Reputation: 4393
I am trying to understand if there's a fundamental difference between what the 2 are trying to achieve. I have a use case of landing my postgres data to data lake, and these are the 2 paved-road approaches that i have.
Option 1. Create an outbox table in my database, commit to the table in the same transaction as my main tables, then a tool Ceres picks up this change (CDC) and publishes to Kafka
Option 2. Connect my postgres to a debezium connector, Debezium automatically reads my WAL and keeps on publishing the changes in my DB to data lake.
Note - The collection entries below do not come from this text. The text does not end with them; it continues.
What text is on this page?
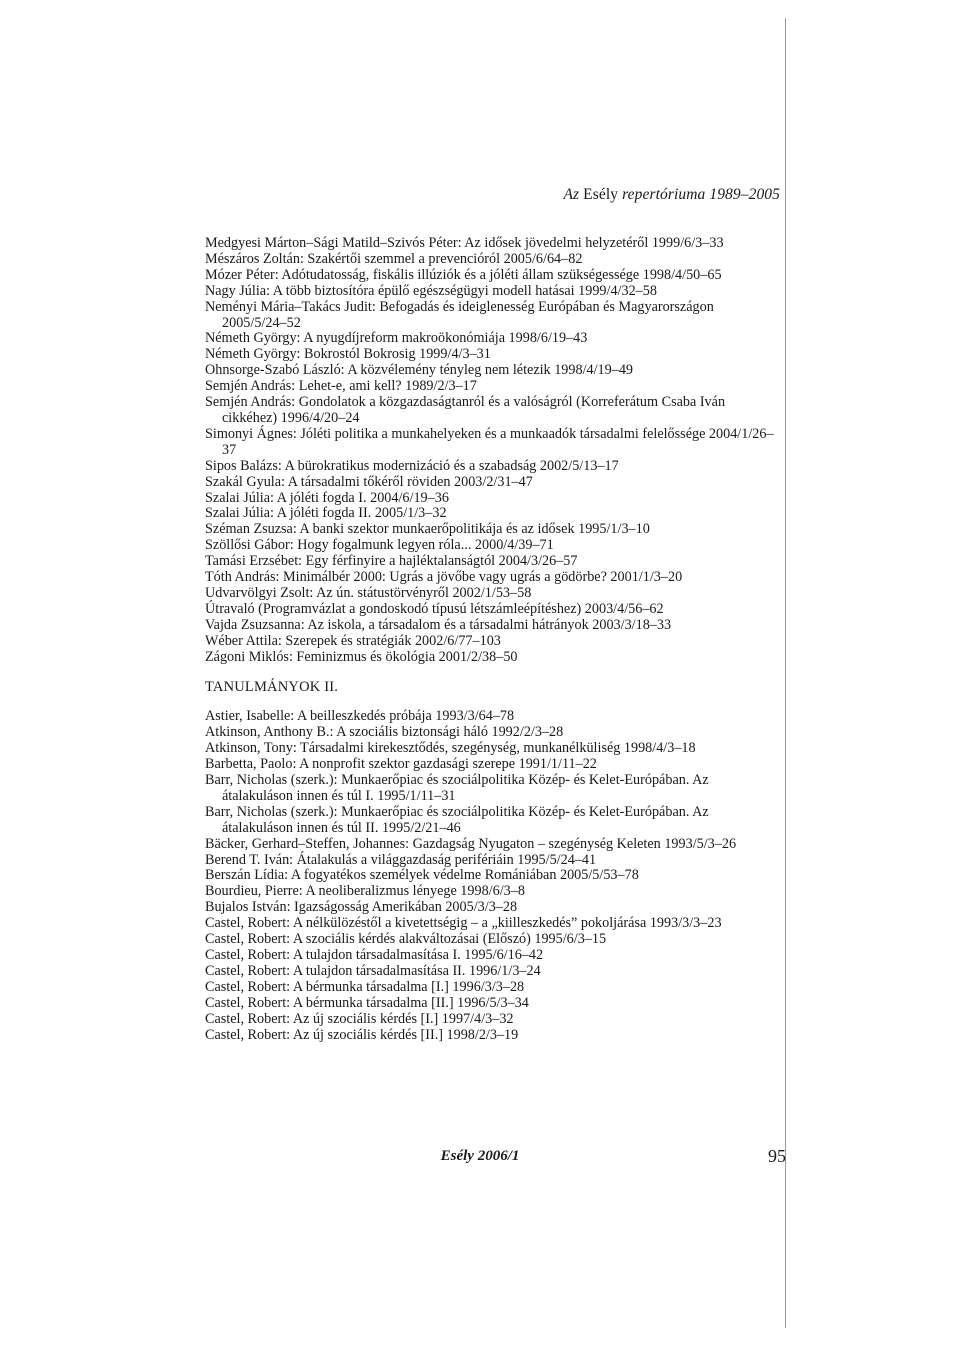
Az Esély repertóriuma 1989–2005
Medgyesi Márton–Sági Matild–Szivós Péter: Az idősek jövedelmi helyzetéről 1999/6/3–33
Mészáros Zoltán: Szakértői szemmel a prevencióról 2005/6/64–82
Mózer Péter: Adótudatosság, fiskális illúziók és a jóléti állam szükségessége 1998/4/50–65
Nagy Júlia: A több biztosítóra épülő egészségügyi modell hatásai 1999/4/32–58
Neményi Mária–Takács Judit: Befogadás és ideiglenesség Európában és Magyarországon 2005/5/24–52
Németh György: A nyugdíjreform makroökonómiája 1998/6/19–43
Németh György: Bokrostól Bokrosig 1999/4/3–31
Ohnsorge-Szabó László: A közvélemény tényleg nem létezik 1998/4/19–49
Semjén András: Lehet-e, ami kell? 1989/2/3–17
Semjén András: Gondolatok a közgazdaságtanról és a valóságról (Korreferátum Csaba Iván cikkéhez) 1996/4/20–24
Simonyi Ágnes: Jóléti politika a munkahelyeken és a munkaadók társadalmi felelőssége 2004/1/26–37
Sipos Balázs: A bürokratikus modernizáció és a szabadság 2002/5/13–17
Szakál Gyula: A társadalmi tőkéről röviden 2003/2/31–47
Szalai Júlia: A jóléti fogda I. 2004/6/19–36
Szalai Júlia: A jóléti fogda II. 2005/1/3–32
Széman Zsuzsa: A banki szektor munkaerőpolitikája és az idősek 1995/1/3–10
Szöllősi Gábor: Hogy fogalmunk legyen róla... 2000/4/39–71
Tamási Erzsébet: Egy férfinyire a hajléktalanságtól 2004/3/26–57
Tóth András: Minimálbér 2000: Ugrás a jövőbe vagy ugrás a gödörbe? 2001/1/3–20
Udvarvölgyi Zsolt: Az ún. státustörvényről 2002/1/53–58
Útravaló (Programvázlat a gondoskodó típusú létszámleépítéshez) 2003/4/56–62
Vajda Zsuzsanna: Az iskola, a társadalom és a társadalmi hátrányok 2003/3/18–33
Wéber Attila: Szerepek és stratégiák 2002/6/77–103
Zágoni Miklós: Feminizmus és ökológia 2001/2/38–50
TANULMÁNYOK II.
Astier, Isabelle: A beilleszkedés próbája 1993/3/64–78
Atkinson, Anthony B.: A szociális biztonsági háló 1992/2/3–28
Atkinson, Tony: Társadalmi kirekesztődés, szegénység, munkanélküliség 1998/4/3–18
Barbetta, Paolo: A nonprofit szektor gazdasági szerepe 1991/1/11–22
Barr, Nicholas (szerk.): Munkaerőpiac és szociálpolitika Közép- és Kelet-Európában. Az átalakuláson innen és túl I. 1995/1/11–31
Barr, Nicholas (szerk.): Munkaerőpiac és szociálpolitika Közép- és Kelet-Európában. Az átalakuláson innen és túl II. 1995/2/21–46
Bäcker, Gerhard–Steffen, Johannes: Gazdagság Nyugaton – szegénység Keleten 1993/5/3–26
Berend T. Iván: Átalakulás a világgazdaság perifériáin 1995/5/24–41
Berszán Lídia: A fogyatékos személyek védelme Romániában 2005/5/53–78
Bourdieu, Pierre: A neoliberalizmus lényege 1998/6/3–8
Bujalos István: Igazságosság Amerikában 2005/3/3–28
Castel, Robert: A nélkülözéstől a kivetettségig – a „kiilleszkedés” pokoljárása 1993/3/3–23
Castel, Robert: A szociális kérdés alakváltozásai (Előszó) 1995/6/3–15
Castel, Robert: A tulajdon társadalmasítása I. 1995/6/16–42
Castel, Robert: A tulajdon társadalmasítása II. 1996/1/3–24
Castel, Robert: A bérmunka társadalma [I.] 1996/3/3–28
Castel, Robert: A bérmunka társadalma [II.] 1996/5/3–34
Castel, Robert: Az új szociális kérdés [I.] 1997/4/3–32
Castel, Robert: Az új szociális kérdés [II.] 1998/2/3–19
Esély 2006/1	95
At first sight, looks like Option 2 is a neater and cleaner approach with no overheads of committing to Outbox table. Is my deduction correct? Outbox pattern looks to be the legacy pattern which could now be redundant since we can accomplish the same in a simpler, neater way using Debezium?
Upvotes: 0
Views: 2508
Reputation: 1136
Yes, Option 2 seems a neater and cleaner approach. However, the benefit of having an outbox table is, it can represent your message structure. Otherwise you may end up introducing message model in you main table or hiding message creation logic inside CDC tool. In that sense, Option 1 is cleaner! So, it depends which style you prefer.
Upvotes: 1
Reputation: 745
As you mentioned, both options will work. I think the difference lies in that the first option makes explicit the use of an Event on the domain/services: you have to create the outbox-event table, define the entities/aggregates that can be published, add the "insert event" logic to your code, etc.
The first approach seems more appropriate to use in microservices communication, where as part of the logic you want a service to publish an event, so you model this explicitly.
The second option seems more appropriate to a "data lake" needs as in your case, where you want to collect data into a data lake, but are not so much interested in modeling events.
Upvotes: 1
Reputation: 319
The Outbox pattern is a way to solve the 2-phase-commit issue. One way to realize it is using Debezium Connectors (another one would be to poll the outbox-table).
You do not need to have a Outbox pattern to use Debezium though (you can monitor your entity tables directly with a Debezium connector for example).
If you want to enable Debezium Connectors you need to enable CDC. CDC simply means Change Data Capture -> a way to capture data changes in your database.
Debezium itself has a good article about using their connectors to implement the outbox pattern: https://debezium.io/blog/2019/02/19/reliable-microservices-data-exchange-with-the-outbox-pattern/
Upvotes: 0